The National Decommissioning Centre (NDC) is opened today by Lord Duncan, UK Government Minister for Scotland and Paul Wheelhouse MSP, Scottish Energy Minister, in Newburgh, in North-East Scotland’s Energetica Corridor.
The government ministers joined industry and civic leaders to celebrate the launch of this long-term £38m partnership between the Oil & Gas Technology Centre and the University of Aberdeen, part of the Aberdeen City Region Deal.
The Centre aims to work in partnership with companies to become the global leader in research and development (R&D) focused on reducing costs, extending field and asset life, and transforming the traditional approach to decommissioning.
The Centre is in advanced discussions with several anchor partners, focused on bringing together academic researchers, experts from industry and business partners with the best experience, ideas and equipment to create a unique environment for collaborative R&D.
The NDC is equipped with a powerful industrial laser, a digital visualisation and collaboration suite, and a supercomputer cluster enabling the fast simulation and modelling of innovative decommissioning scenarios.
It also features facilities for technology trials and rapid prototyping, with a hyperbaric testing vessel that can simulate ocean conditions of 6,500m, an indoor freshwater immersion tank, environmental chambers for temperature testing from -40C to +180C and hangar space for the design and construction of decommissioning technology.
Led by Professor Richard Neilson from the University of Aberdeen and the OGTC’s Dr Russell Stevenson, the NDC is developing a wide-ranging, industry-led research programme, with dedicated access to the brightest and best PhD and MSc students, and several projects are already underway.
Colette Cohen, chief executive officer, the Oil & Gas Technology Centre, said: “We’re delighted to be working in partnership with the University of Aberdeen to establish the National Decommissioning Centre.
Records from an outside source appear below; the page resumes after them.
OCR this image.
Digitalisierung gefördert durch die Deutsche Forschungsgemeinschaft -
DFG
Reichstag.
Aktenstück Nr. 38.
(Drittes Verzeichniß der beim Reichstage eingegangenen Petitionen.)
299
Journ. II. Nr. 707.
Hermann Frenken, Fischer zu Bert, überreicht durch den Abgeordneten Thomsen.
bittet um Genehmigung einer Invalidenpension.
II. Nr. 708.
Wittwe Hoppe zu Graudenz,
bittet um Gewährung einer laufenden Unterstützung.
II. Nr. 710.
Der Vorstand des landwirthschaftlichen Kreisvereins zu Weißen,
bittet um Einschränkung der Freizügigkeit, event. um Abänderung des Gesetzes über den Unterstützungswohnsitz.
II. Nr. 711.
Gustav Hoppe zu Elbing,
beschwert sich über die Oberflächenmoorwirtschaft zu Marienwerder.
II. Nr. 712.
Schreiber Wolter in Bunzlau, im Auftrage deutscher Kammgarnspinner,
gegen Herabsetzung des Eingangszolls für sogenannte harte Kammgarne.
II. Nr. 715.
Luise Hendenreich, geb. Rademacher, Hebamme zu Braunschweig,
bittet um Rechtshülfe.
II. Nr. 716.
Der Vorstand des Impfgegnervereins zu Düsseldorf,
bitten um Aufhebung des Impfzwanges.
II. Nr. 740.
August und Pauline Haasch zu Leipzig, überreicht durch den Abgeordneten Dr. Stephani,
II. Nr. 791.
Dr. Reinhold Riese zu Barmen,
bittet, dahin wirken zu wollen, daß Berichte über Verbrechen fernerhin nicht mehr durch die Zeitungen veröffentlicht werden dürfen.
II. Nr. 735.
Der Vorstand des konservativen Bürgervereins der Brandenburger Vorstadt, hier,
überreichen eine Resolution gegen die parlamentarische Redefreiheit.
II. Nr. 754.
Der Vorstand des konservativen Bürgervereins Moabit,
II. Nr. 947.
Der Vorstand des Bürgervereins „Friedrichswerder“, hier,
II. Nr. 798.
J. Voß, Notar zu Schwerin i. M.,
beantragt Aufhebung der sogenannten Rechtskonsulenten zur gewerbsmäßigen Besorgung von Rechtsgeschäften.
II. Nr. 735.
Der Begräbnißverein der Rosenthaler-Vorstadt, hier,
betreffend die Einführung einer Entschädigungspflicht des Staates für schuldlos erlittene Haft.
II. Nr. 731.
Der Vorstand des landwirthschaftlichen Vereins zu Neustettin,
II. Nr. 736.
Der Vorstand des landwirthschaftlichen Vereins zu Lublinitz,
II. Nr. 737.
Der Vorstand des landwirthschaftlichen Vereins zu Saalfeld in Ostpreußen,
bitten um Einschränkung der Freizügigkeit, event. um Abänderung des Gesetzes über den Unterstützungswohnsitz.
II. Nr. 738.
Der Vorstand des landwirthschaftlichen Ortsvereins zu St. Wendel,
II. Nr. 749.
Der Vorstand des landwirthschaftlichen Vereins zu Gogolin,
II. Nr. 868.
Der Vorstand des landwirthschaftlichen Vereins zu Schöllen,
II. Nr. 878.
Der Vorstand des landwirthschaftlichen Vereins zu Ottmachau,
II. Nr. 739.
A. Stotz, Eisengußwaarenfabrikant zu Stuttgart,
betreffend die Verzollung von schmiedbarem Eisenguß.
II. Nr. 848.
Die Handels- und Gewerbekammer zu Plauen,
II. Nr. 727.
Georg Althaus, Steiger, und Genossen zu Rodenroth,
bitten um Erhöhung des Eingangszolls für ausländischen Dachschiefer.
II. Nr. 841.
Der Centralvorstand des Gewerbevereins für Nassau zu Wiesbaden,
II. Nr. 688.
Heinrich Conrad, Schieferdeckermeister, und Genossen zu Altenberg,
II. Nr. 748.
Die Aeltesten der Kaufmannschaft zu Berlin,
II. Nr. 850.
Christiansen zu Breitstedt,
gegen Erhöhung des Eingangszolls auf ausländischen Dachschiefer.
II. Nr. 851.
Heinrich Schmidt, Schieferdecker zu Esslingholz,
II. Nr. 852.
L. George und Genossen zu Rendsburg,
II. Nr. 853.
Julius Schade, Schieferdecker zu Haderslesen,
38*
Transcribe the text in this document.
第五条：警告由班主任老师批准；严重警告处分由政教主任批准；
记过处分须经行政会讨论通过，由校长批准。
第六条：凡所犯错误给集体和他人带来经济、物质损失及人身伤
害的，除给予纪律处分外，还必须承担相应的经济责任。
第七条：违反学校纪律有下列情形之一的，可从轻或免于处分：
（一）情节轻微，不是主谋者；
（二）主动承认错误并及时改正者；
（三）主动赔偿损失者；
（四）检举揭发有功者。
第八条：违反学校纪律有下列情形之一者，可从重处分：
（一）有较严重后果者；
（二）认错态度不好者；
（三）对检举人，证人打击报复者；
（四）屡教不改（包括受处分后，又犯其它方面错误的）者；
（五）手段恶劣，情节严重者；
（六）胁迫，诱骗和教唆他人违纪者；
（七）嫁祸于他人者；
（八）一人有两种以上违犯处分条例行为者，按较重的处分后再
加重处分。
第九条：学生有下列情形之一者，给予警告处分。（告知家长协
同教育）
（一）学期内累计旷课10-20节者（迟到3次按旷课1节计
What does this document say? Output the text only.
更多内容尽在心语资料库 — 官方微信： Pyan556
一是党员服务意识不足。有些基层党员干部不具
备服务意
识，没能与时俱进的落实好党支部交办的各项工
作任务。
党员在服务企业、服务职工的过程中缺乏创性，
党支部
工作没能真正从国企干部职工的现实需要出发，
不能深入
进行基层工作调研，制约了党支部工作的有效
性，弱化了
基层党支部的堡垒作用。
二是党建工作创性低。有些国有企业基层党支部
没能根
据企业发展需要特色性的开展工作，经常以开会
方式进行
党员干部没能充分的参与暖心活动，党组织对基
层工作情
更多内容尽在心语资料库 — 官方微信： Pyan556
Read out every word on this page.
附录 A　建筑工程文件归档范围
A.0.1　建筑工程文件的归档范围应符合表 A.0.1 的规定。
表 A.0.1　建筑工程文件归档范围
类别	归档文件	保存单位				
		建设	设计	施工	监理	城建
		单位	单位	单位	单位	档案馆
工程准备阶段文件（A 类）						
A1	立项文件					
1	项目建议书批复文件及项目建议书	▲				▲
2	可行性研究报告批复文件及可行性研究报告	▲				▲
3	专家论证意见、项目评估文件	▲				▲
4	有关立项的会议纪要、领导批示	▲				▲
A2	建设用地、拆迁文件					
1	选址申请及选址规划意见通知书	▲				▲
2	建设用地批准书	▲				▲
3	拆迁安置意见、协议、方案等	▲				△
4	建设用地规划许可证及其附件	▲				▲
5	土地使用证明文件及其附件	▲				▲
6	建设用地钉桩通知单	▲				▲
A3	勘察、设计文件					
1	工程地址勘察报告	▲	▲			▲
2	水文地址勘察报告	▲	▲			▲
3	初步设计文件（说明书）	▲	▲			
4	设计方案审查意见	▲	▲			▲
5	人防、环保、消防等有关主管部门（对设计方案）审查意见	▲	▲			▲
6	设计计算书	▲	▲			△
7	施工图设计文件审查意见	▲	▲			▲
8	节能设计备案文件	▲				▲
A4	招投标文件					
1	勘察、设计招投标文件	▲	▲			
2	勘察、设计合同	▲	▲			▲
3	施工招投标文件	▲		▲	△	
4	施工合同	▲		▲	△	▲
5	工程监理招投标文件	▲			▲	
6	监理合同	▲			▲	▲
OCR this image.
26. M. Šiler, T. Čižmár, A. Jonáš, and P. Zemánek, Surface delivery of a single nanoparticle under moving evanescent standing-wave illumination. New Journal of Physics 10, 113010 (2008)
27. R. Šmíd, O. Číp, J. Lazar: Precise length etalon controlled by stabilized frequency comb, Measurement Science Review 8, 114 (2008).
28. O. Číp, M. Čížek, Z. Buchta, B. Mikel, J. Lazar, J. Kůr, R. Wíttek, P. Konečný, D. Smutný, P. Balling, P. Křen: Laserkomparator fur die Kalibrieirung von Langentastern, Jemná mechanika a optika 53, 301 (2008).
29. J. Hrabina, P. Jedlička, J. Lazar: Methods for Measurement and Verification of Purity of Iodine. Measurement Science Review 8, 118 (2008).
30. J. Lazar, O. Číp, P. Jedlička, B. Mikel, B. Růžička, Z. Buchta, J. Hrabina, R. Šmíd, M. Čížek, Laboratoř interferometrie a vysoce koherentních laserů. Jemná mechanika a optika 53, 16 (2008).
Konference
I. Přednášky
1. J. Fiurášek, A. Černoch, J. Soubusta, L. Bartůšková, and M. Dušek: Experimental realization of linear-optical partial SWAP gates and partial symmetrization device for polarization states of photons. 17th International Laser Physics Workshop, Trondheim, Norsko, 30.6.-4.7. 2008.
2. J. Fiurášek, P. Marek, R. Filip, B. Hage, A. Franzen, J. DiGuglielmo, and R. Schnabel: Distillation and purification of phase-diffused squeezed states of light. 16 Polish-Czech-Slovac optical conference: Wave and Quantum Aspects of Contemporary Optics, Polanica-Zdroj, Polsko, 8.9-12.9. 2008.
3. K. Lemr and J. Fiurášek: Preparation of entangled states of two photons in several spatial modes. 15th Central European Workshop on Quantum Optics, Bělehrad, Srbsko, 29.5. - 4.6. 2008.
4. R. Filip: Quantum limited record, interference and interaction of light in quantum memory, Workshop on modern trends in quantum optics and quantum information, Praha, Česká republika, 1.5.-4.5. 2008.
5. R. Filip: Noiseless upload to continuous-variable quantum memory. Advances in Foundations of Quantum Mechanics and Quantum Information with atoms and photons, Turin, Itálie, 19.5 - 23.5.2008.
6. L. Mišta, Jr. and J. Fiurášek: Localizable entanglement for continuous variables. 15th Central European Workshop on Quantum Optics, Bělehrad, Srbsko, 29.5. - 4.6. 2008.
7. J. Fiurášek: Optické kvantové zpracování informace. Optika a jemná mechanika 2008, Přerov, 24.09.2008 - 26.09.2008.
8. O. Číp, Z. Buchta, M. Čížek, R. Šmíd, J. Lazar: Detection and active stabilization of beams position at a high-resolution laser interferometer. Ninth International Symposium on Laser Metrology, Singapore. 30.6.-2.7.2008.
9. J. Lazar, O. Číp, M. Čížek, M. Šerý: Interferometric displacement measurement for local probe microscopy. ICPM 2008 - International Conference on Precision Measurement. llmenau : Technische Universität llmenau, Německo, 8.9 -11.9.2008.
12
Together we’ll provide access to the brightest and best academic minds and help companies accelerate new technologies that transform mature field management and decommissioning.
“The Centre will partner with industry and academia to deliver technology, share knowledge and provide thought leadership to reduce costs, extend field life, and challenge the conventional approach to decommissioning. We’re now talking with several anchor companies to co-invest in this exciting new facility and help shape our research programme.
“With the global decommissioning market set to grow to £80bn over the next decade, we will work with supply chain companies and technology developers in Scotland, and across the UK, to help them develop the capability to meet domestic demand and drive export growth across the world.”
George Boyne, principal of the University of Aberdeen, said: “The University’s partnership with the OGTC is testament to our shared commitment to establish the National Decommissioning Centre as a global leader in research and development, building on this region’s strong track record in innovation in industry and the sciences.
“Our research programmes will nurture academic and technical expertise through PhD opportunities that will anchor research talent here in the north-east of Scotland, while the University’s Masters programme and continuous professional development course in decommissioning will provide companies with the opportunity to upskill their staff.
“By building expertise at all levels – academic and within industry – we will create competitive advantage for the oil and gas industry, and for decommissioning challenges in the wider energy sector, for example offshore renewables.
“I am delighted that the University is part of this exciting project and look forward to a bright and successful future.”
Paul Wheelhouse, Scotland’s Minister for Energy, Connectivity and the Islands said: “I’m delighted the Aberdeen City Region Deal has helped enable today’s launch of a global technology hub at the vanguard of industry collaboration, research and development.
“The National Decommissioning Centre has a key role to play to help all of Scotland unlock new opportunities. In doing so, it will cement the country as the place for decommissioning expertise. This is why last April we provided a further £1.9 million in funding towards the establishment of the Centre of Excellence here in Newburgh.
“I have no doubt under the excellent leadership of both University of Aberdeen’s Professor Richard Neilson and the Oil and Gas Technology Centre’s Dr Russell Stevenson, the Centre will help to make great strides in increasing sector knowledge on new approaches to decommissioning and demonstrating routes for cost reduction.”
Lord Duncan, UK Government Minister for Scotland said: “The National Decommissioning Centre is a real and tangible benefit to the region of the Aberdeen City Region Deal. This presents an exciting opportunity to establish a centre of excellence in the North-East of Scotland which will develop new capabilities, skills and jobs to meet the
decommissioning challenge now and in the years ahead. It will be funded in partnership by the UK Government, Scottish Government, University of Aberdeen, Robert Gordon University and the private sector.
“It’s been two years since the Aberdeen City Region Deal started to make a huge difference to the region’s economy. The Deal is helping to boost jobs and prosperity and is driving growth across the region. To date the UK Government has committed more than £1.1 billion to City Region Deals right across Scotland.”